Modern kibbutzes MyTown Auckland (left) and MyTown Sydney (right) proivide an alternative shelter near the Makati central business district. PHOTOGRAPH COURTESY OF INSEAD

Living in a commune used to be associated with the 60’s flower era of the hippies and the socialist movement but now with the pandemic sweeping the globe, a new lifestyle called co-living is becoming a trend.

Co-living has become an essential, safe and a unique form of dignified affordable accommodation as it involves community living in which residents get a private bedroom in a furnished home with common areas.

A study was conducted by global business school INSEAD on co-living during the coronavirus crisis. MyTown, the co-living brand under Philippines Urban Living Solutions (PULS), PeoplePods, which builds dormitory for migrant workers and industry experts also participated in the study.

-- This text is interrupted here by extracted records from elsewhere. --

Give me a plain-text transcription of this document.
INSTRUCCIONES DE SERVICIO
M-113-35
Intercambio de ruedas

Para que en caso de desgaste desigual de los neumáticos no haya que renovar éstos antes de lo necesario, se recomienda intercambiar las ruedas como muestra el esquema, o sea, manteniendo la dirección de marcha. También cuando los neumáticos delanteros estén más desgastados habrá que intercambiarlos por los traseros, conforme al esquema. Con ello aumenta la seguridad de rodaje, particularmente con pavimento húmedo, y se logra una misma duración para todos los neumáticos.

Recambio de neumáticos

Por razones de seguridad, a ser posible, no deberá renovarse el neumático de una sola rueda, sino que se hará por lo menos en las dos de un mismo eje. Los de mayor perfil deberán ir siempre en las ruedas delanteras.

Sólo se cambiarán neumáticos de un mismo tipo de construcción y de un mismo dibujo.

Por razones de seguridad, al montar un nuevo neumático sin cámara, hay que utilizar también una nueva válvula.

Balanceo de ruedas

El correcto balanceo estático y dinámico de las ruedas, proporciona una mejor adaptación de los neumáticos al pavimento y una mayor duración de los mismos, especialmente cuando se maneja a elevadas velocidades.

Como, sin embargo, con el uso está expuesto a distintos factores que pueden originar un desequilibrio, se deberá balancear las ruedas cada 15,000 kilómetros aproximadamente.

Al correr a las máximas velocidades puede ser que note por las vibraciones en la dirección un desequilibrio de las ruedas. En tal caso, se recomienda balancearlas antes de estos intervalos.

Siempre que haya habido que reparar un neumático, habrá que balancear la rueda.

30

The findings are available in an e-book entitled Co-Living Safety and Sanitation Handbook and discusses best practices in safety and sanitation for co-living operators during the COVID-19 pandemic which is available on the websites of MyTown ( and PeoplePods.

“I’m very happy to support this project, which gathered best practices and leveraged research insights to improve the well-being and safety of precarious workers and the wider working population,” INSEAD Assistant Professor Alexandra Roulet said. The authors consulted with experts from the University of Oxford, the Singapore Ministry of Manpower, a non-government organization for Singapore migrant workers, the World Health Organization and local authorities.

“As one of the key players in Southeast Asian co-living, we believe we have a responsibility to collaborate with content experts and implement best practices not just in our own community, but also share these with the wider co-living sector,” Jelmer Ikink, group director at PULS, added.